We will issue a detailed paper on this in due course.
But one example would be to give councils the power to lower business rates in their area.
It’s a Conservative principle to trust people to make their own decisions.
People should have maximum freedom to spend their hard-earned cash how they want – on their family, to build a business, to buy a home.
The next Scottish budget, and after that the next parliament, should impose no new red tape on businesses or households.
At the very least, let’s guarantee to scrap existing unnecessary bureaucracy before any more is even considered.
Secondly, we need a radical overhaul of transparency and accountability.
Transparency is not a luxury.
Accountability is not optional.
Whistleblowing in the public sector should be embraced even when it upsets ministers.
Too often, whistleblowers in Scotland are crushed by the state which uses its vast resources to inflict prolonged legal attrition.
We would extend lobbying laws to public-sector organisations.
Those who seek to influence policies should be obligated to full disclosure.

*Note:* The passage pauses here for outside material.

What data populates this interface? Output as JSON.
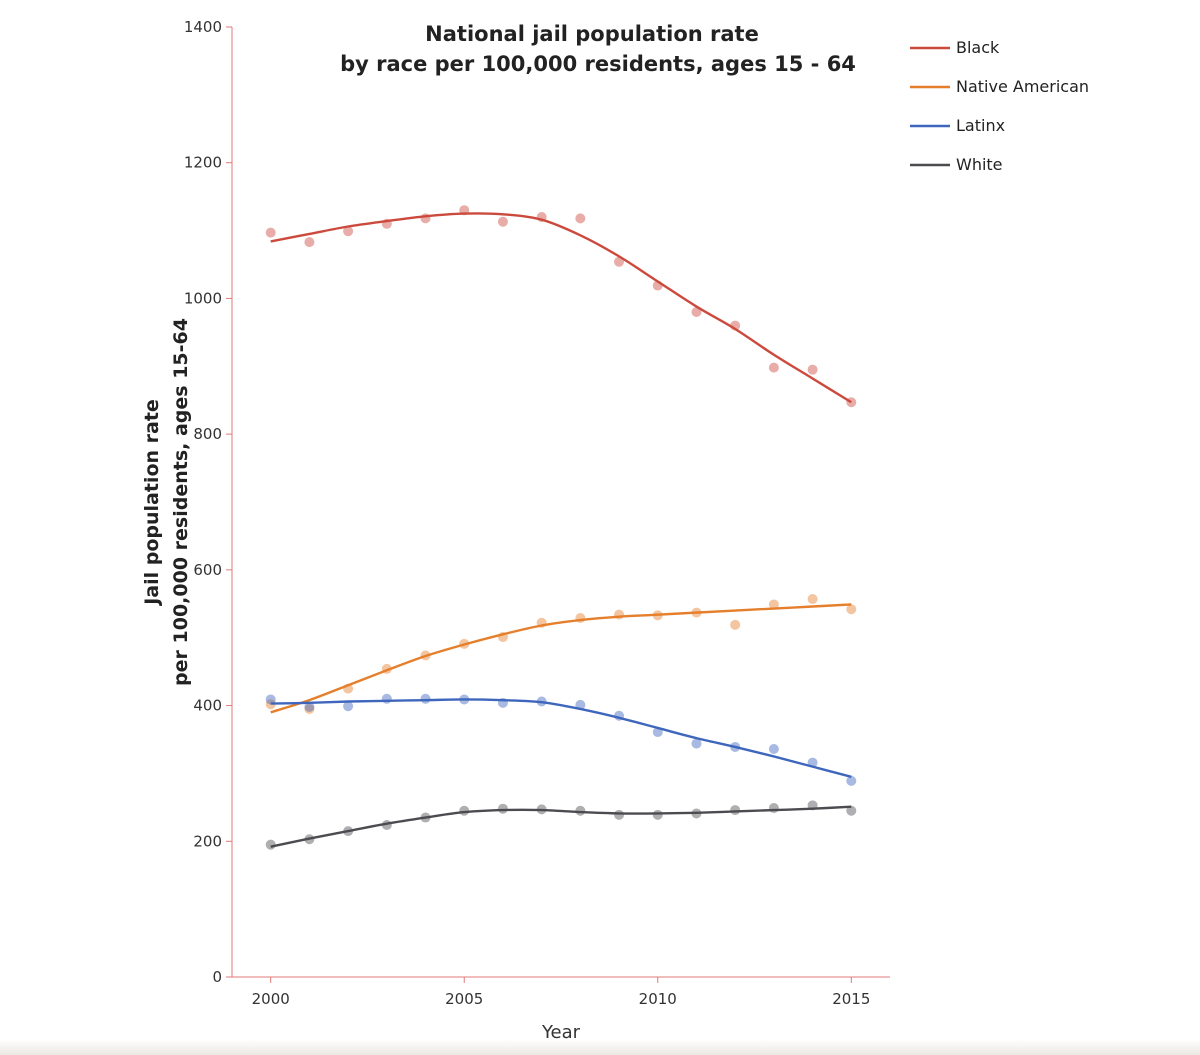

And those in receipt of taxpayers’ money should publicly declare it.
Ushering in a new, genuine era of transparency would shine a light on dodgy and costly decisions made behind closed doors.
People would be able to see EXACTLY how their cash is being spent.
Thirdly, we would cut Scotland’s self-serving political establishment down to size.
We have so many public bodies that even Scotland’s Information Commissioner can’t keep track of them all.
We must reduce the number of quangos by at least a quarter.
Scotland has a far higher number of public sector workers than the rest of the UK.
It’s 22.5 per cent in Scotland compared to 17.4 per cent UK-wide.
We can start by returning the civil service to the levels of a decade ago.
We have already proposed a frontline first guarantee.
This would prioritise public sector jobs that actually make a difference to people’s lives.
In other words, more nurses and teachers — fewer pen pushers and PR people.
Finally, the civil service would be outlawed from agitating for the break-up of Britain.
If the SNP wants to waste its time and ring-fenced donations on this folly, that’s their right.
But it’s not their right to do so with taxpayers’ money.
No single political party should call the shots.
Nor their public sector client state made up of crony activists.
All of the actions I’ve outlined today would give people the freedom to make more decisions about their own lives.
We would transfer power from politicians to the people, where it belongs.
I trust the Scottish public to make decisions for their own families and communities.
If you agree, let’s work together on a new era of local power.
You don’t have to believe my party has all the solutions.
But we do know that meaningful power should be seized from Holyrood and put back into your hands.
I want a genuine parliament that respects, trusts and listens to mainstream Scotland.
A parliament that works for the people, not against them.